The connectivity structure of graphs is typically related to the attributes of the vertices. In social networks for example, the probability of a friendship between any pair of people depends on a range of attributes, such as their age, residence location, workplace, and hobbies. The high-level structure of a graph can thus possibly be described well by means of patterns of the form ‘the subgroup of all individuals with certain properties X are often (or rarely) friends with individuals in another subgroup defined by properties Y’, ideally relative to their expected connectivity. Such rules present potentially actionable and generalizable insight into the graph. Prior work has already considered the search for dense subgraphs (‘communities’) with homogeneous attributes. The first contribution in this paper is to generalize this type of pattern to densities between a pair of subgroups, as well as between all pairs from a set of subgroups that partition the vertices. Second, we develop a novel information-theoretic approach for quantifying the subjective interestingness of such patterns, by contrasting them with prior information an analyst may have about the graph’s connectivity. We demonstrate empirically that in the special case of dense subgraphs, this approach yields results that are superior to the state-of-the-art. Finally, we propose algorithms for efficiently finding interesting patterns of these different types.

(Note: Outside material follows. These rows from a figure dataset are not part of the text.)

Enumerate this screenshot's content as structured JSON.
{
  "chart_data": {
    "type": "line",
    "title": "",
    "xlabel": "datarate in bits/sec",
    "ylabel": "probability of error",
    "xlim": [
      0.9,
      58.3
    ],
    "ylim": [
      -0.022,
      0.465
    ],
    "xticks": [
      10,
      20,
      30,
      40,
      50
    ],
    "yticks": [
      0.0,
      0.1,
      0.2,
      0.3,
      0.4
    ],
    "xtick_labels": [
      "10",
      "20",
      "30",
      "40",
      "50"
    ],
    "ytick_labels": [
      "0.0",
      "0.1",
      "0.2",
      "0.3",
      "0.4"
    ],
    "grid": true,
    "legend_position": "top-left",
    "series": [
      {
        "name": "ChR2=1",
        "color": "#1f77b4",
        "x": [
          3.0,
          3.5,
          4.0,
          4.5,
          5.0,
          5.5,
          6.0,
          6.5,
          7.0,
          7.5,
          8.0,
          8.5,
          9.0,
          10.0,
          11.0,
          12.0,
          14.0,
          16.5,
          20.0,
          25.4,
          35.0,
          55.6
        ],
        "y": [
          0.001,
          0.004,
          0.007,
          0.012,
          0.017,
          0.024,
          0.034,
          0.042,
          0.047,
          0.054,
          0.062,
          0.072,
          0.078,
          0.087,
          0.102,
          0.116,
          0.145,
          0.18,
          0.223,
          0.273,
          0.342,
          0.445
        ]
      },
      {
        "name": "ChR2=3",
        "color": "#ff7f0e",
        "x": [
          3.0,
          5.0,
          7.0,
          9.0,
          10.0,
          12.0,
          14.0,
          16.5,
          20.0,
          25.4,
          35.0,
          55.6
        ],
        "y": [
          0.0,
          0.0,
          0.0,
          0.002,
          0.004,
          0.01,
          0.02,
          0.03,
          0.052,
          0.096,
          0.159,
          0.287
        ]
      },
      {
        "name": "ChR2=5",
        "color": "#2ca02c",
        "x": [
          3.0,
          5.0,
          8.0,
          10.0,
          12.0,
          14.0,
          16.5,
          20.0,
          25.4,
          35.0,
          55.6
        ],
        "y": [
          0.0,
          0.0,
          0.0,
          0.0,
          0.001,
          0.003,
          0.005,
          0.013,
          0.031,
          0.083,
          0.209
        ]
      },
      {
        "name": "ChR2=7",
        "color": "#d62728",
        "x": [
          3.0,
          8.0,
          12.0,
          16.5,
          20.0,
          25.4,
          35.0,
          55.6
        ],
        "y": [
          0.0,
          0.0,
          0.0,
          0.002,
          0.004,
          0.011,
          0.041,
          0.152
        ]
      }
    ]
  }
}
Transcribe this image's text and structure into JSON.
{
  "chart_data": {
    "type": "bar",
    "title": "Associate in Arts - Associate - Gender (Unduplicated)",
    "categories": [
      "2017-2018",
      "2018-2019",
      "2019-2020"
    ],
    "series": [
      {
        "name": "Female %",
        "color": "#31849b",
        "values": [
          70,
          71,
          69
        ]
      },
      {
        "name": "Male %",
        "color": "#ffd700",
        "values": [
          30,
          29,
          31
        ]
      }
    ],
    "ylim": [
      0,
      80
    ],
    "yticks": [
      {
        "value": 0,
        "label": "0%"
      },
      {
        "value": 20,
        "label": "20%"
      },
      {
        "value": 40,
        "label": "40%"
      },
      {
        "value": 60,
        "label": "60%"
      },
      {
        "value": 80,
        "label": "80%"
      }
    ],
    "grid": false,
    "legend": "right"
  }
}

图的连通性结构通常与顶点的属性有关。例如，在社交网络中，任何一对人之间建立友谊的可能性取决于一系列属性，例如他们的年龄，居住地点，工作场所和兴趣爱好。因此，可以通过以下形式的图形来很好地描述图形的高级结构：“具有某些属性X的所有个体的子组经常与（或很少）与由属性Y定义的另一个子组的个体成为朋友”相对于其预期的连通性。这样的规则在图形中呈现了潜在的可行且可概括的见解。先前的工作已经考虑过搜索具有同质属性的密集子图（“社区”）。一对子组，以及一组划分顶点的子组中的所有对。其次，我们通过与分析师可能具有的关于图的连通性的先验信息进行对比，开发了一种新颖的信息理论方法来量化此类模式的主观兴趣。我们凭经验证明，在稠密子图的特殊情况下，这种方法产生的结果要优于最新技术。最后，我们提出了有效查找这些不同类型有趣模式的算法。